The first thing to look at will be my packages.json file.

{
    "name": "bogart-test",
    "description": "Testing Bogart/FlatFile/Static structures",
    "version": "0.1.0",
    "author": "David Duggins",
    "email": "David Duggins",
    "main": "./app",
    "directories": { "lib": "./lib" },
    "dependencies": {
      "node-static": ">=0.6.5",
      "bogart": ">=0.2.0",
      "mustache": "0.3.1-dev",
      "http-proxy": ">=0.0.0"
    }
}

The important stuff to note is node-static, bogart and node-static. I have not started to use mustache yet, but that may or may not be the templating engine.

Bogart by itself is fairly straight-forward. It’s just as easy to configure as Sinatra is for Ruby or Silex for php. It’s just handles routes.

var bogart = require('bogart');  
var router = bogart.router();

router.get('/', function(req) {

  return bogart.html("hello world");
});

var app = bogart.app();  
app.use(bogart.batteries); // A batteries included JSGI stack including streaming request body parsing, session, flash, and much more.  
app.use(router); // Our router

app.start();  

The above example with simply echo “Hello World” on the index of our site. It is set to use the default port 8080. That cam be easily changed with app.start(‘10000’, ‘127.0.0.1’)

The next part is node-static. I want to be able to serve static files, like an about page.
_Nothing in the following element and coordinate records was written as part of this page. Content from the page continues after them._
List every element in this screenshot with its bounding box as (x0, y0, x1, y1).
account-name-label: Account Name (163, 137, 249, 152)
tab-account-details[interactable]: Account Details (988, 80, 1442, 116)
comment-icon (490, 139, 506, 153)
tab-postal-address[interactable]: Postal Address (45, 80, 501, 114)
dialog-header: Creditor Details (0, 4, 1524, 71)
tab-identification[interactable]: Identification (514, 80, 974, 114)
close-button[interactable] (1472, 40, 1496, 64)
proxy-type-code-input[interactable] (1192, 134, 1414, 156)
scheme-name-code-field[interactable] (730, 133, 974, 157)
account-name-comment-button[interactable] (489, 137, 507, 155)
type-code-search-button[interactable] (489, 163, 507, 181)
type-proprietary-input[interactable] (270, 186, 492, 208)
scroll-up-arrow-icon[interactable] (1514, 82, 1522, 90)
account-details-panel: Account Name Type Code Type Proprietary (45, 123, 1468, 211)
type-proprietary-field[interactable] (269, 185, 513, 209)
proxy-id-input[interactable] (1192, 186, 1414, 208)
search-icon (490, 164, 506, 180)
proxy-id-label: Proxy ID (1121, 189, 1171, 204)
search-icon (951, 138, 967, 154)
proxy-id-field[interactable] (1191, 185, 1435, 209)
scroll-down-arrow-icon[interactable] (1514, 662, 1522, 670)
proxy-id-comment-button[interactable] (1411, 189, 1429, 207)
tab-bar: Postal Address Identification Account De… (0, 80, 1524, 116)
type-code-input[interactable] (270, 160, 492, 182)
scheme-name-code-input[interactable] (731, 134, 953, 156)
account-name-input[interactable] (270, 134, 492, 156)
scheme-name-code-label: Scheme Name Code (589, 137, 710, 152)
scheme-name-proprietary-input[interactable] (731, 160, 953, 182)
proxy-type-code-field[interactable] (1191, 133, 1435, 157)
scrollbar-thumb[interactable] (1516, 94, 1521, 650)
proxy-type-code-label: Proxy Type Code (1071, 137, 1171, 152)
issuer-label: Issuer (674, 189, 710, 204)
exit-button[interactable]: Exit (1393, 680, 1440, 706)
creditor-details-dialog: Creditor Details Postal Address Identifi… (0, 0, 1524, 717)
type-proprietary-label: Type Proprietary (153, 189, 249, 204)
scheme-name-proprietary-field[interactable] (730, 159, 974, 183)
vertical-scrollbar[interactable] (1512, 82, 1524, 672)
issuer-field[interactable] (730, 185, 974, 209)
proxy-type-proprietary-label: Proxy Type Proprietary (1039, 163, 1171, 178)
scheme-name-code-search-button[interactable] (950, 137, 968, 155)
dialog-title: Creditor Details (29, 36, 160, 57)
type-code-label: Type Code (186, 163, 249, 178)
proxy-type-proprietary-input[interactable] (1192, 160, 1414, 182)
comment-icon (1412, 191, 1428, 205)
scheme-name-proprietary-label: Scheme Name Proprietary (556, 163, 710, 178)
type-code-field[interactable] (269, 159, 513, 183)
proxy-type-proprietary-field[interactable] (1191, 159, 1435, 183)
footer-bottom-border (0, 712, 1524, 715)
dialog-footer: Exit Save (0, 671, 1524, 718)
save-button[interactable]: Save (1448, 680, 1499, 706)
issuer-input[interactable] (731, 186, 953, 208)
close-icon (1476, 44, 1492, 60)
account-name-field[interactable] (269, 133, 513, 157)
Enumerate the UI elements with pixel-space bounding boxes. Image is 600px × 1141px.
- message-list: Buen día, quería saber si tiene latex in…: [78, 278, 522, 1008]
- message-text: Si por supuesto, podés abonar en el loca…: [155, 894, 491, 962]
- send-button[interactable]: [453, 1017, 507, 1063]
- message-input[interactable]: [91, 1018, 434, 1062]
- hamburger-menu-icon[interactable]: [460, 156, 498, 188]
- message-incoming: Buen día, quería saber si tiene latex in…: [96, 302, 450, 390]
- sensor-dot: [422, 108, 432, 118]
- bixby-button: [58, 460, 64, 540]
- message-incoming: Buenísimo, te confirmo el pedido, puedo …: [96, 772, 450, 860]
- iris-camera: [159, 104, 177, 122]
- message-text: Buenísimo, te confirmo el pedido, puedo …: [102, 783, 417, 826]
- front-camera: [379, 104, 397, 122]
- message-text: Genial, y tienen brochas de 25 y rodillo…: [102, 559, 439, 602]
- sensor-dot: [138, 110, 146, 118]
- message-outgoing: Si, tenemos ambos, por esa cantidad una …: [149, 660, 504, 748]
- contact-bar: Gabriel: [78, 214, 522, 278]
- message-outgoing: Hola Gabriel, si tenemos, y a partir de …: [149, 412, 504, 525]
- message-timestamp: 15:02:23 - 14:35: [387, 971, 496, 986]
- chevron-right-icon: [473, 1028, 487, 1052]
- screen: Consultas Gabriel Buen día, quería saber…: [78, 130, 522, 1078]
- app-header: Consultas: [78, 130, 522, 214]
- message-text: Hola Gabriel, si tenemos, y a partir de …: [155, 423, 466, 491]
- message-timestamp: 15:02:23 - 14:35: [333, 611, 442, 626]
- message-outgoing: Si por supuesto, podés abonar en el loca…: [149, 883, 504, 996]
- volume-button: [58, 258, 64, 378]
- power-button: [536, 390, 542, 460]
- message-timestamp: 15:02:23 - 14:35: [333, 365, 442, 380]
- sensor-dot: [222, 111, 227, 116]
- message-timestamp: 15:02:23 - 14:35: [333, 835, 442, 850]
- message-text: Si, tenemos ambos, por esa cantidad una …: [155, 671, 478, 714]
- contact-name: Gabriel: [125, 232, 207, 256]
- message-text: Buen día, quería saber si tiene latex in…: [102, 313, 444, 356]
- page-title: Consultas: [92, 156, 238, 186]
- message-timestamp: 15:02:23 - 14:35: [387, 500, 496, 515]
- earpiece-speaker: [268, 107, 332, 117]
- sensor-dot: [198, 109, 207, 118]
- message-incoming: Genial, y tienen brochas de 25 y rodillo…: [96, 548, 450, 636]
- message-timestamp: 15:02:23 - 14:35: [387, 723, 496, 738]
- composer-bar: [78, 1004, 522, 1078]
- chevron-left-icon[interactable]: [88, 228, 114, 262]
Fairly simple as well:

var static = require('node-static');

//
// Create a node-static server to serve the current directory
//
var file = new(static.Server)('.', { cache: 7200, headers: {'X-Hello':'World!'} });

require('http').createServer(function (request, response) {  
    request.addListener('end', function () {
        //
        // Serve files!
        //
        file.serve(request, response, function (err, res) {
            if (err) { // An error as occured
                console.error("> Error serving " + request.url + " - " + err.message);
                response.writeHead(err.status, err.headers);
                response.end();
            } else { // The file was served successfully
                console.log("> " + request.url + " - " + res.message);
            }
        });
    });
}).listen(1337);

This code merely pulls any static files and servers them. It requires that you use naming conventions like index.html to make sure that a file is pulled up via ‘/’. You also can call other pages just like you would on a normal apache server.

The final part of this is configuring Bogart to use Http-proxy so that we can load the static pages only when we want to.

To load http-proxy we need these two lines:

var http = require('http')  
, httpProxy = require('http-proxy');

Then to use a proxy, we need this line:

  router.get('/', function(req) {
  return bogart.proxy('http://127.0.0.1:1337');
});

Remember that the static app is running on port 1337.

Well that is all for now. I will be working on the other parts of this experiment and write more on it later.